What is new is the recognition of adverse childhood experiences (ACEs)?

These are forms of physical and mental abuse, neglect, and household dysfunction. Specific entities include physical, emotional, and sexual abuse; physical and emotional neglect; household dysfunction such as mental illness, incarcerated relative, mother treated violently, substance abuse and divorce as well as racism, bullying, and community violence. Each is given one point and, when the score reaches four or more, problems begin — drugs, rape, crime, depression, suicide, and medical problems such as lung disease and hepatitis. This is found in all areas of our society, not just low-income hillbillies from Appalachia.

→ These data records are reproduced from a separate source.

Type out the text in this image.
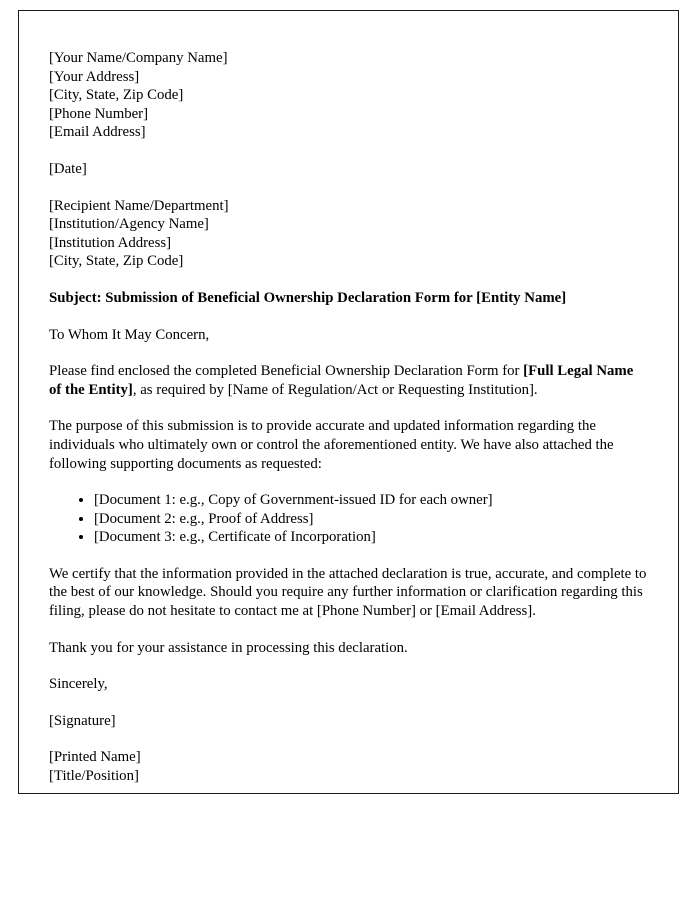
[Your Name/Company Name]
[Your Address]
[City, State, Zip Code]
[Phone Number]
[Email Address]
[Date]
[Recipient Name/Department]
[Institution/Agency Name]
[Institution Address]
[City, State, Zip Code]

Subject: Submission of Beneficial Ownership Declaration Form for [Entity Name]

To Whom It May Concern,

Please find enclosed the completed Beneficial Ownership Declaration Form for [Full Legal Name of the Entity], as required by [Name of Regulation/Act or Requesting Institution].

The purpose of this submission is to provide accurate and updated information regarding the individuals who ultimately own or control the aforementioned entity. We have also attached the following supporting documents as requested:

• [Document 1: e.g., Copy of Government-issued ID for each owner]
• [Document 2: e.g., Proof of Address]
• [Document 3: e.g., Certificate of Incorporation]

We certify that the information provided in the attached declaration is true, accurate, and complete to the best of our knowledge. Should you require any further information or clarification regarding this filing, please do not hesitate to contact me at [Phone Number] or [Email Address].

Thank you for your assistance in processing this declaration.

Sincerely,

[Signature]

[Printed Name]
[Title/Position]
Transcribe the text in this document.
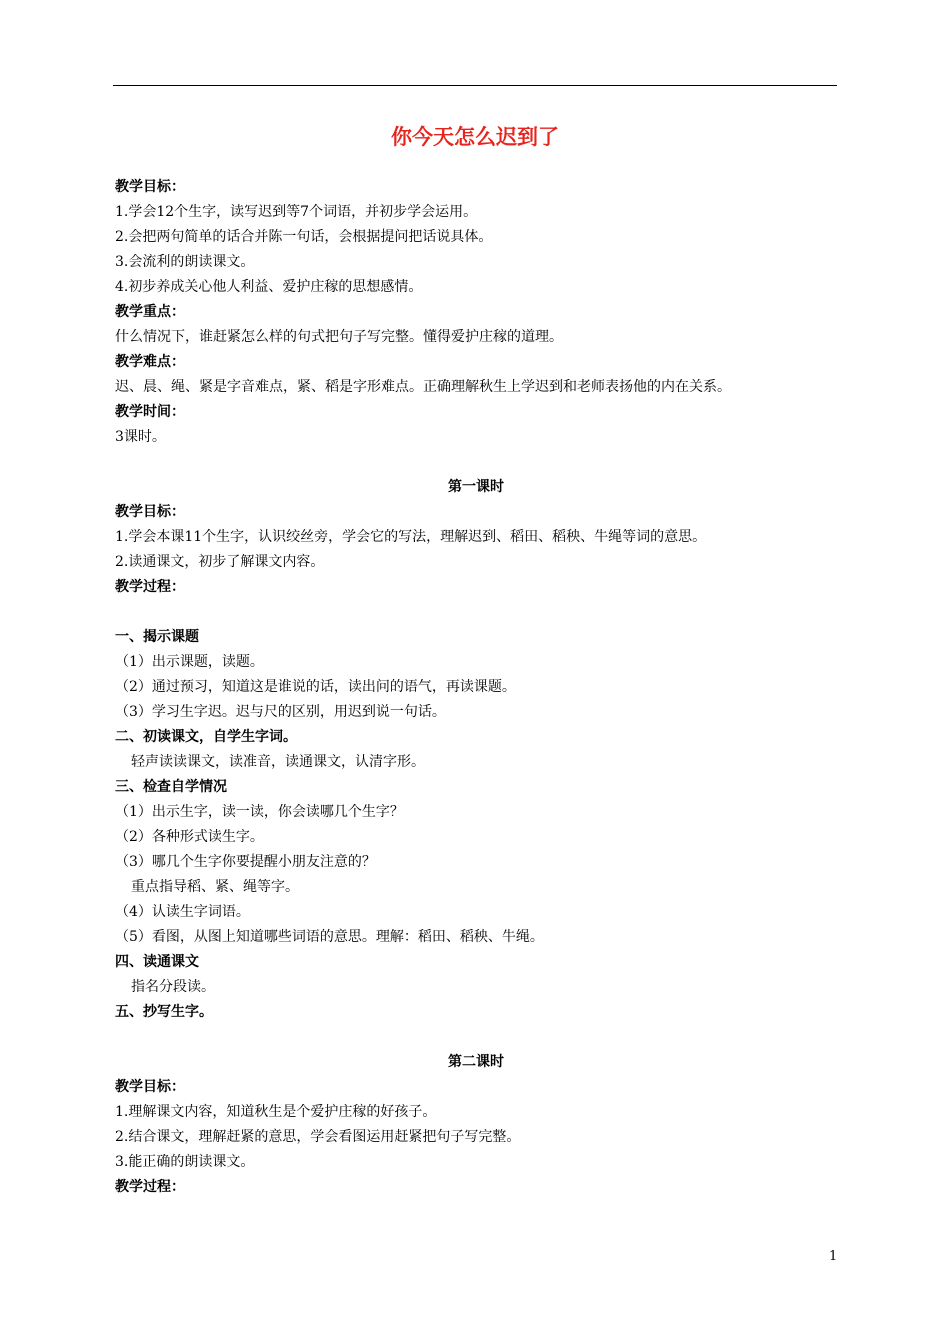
你今天怎么迟到了
教学目标：
1.学会12个生字，读写迟到等7个词语，并初步学会运用。
2.会把两句简单的话合并陈一句话，会根据提问把话说具体。
3.会流利的朗读课文。
4.初步养成关心他人利益、爱护庄稼的思想感情。
教学重点：
什么情况下，谁赶紧怎么样的句式把句子写完整。懂得爱护庄稼的道理。
教学难点：
迟、晨、绳、紧是字音难点，紧、稻是字形难点。正确理解秋生上学迟到和老师表扬他的内在关系。
教学时间：
3课时。
第一课时
教学目标：
1.学会本课11个生字，认识绞丝旁，学会它的写法，理解迟到、稻田、稻秧、牛绳等词的意思。
2.读通课文，初步了解课文内容。
教学过程：
一、揭示课题
（1）出示课题，读题。
（2）通过预习，知道这是谁说的话，读出问的语气，再读课题。
（3）学习生字迟。迟与尺的区别，用迟到说一句话。
二、初读课文，自学生字词。
轻声读读课文，读准音，读通课文，认清字形。
三、检查自学情况
（1）出示生字，读一读，你会读哪几个生字？
（2）各种形式读生字。
（3）哪几个生字你要提醒小朋友注意的？
重点指导稻、紧、绳等字。
（4）认读生字词语。
（5）看图，从图上知道哪些词语的意思。理解：稻田、稻秧、牛绳。
四、读通课文
指名分段读。
五、抄写生字。
第二课时
教学目标：
1.理解课文内容，知道秋生是个爱护庄稼的好孩子。
2.结合课文，理解赶紧的意思，学会看图运用赶紧把句子写完整。
3.能正确的朗读课文。
教学过程：
1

Unfortunately, the protagonist and his ilk were labeled “deplorable” which added a political dimension to the book and a negative one at that. The only thing deplorable is the situation our 4 to 18-year-olds, of all genders, are subjected to, including our author, in all parts of America and especially in our rust belt states.

As you read Hillbilly Elegy in this light, count the author’s ACEs. You decide his score and the obstacles the author had to overcome. His high score made the odds of success seem insurmountable. How or what altered his course? Did he have an aha moment? Did the military make a man of him?

The author moved in with a new family when his mother remarried. The new situation created a new dynamic - the crabs in a bucket effect. This thinking by the group of fellow losers is that “if I cannot have it, neither can you.” As the crabs crawl up the bucket to escape the toxic environment, the others try to pull you back. Their low self-esteem generates bad envy and they try to prevent the author’s good intentions of freedom from their negativity. Moving out of that household and into his grandmother’s house was his salvation.

The author went on to become an Ivy League trained attorney and penned this book, a tall poppy. Now he is the recipient of reverse abuse —- people trying to cut him down because of his success (see negative reviews). This is known as the Tall Poppy Syndrome. Some want to cut him down to size negating his newfound stature.

Hillbilly Elegy is about ACEs and the forsaken’s ability to overcome them as well as other obstacles. It is about hope and dreams bettering despair and isolation. The Algerian downtrodden and circumstances were markedly different from today’s and the journey to the American Dream is more difficult and complex. What a journey!!!! What a book!!!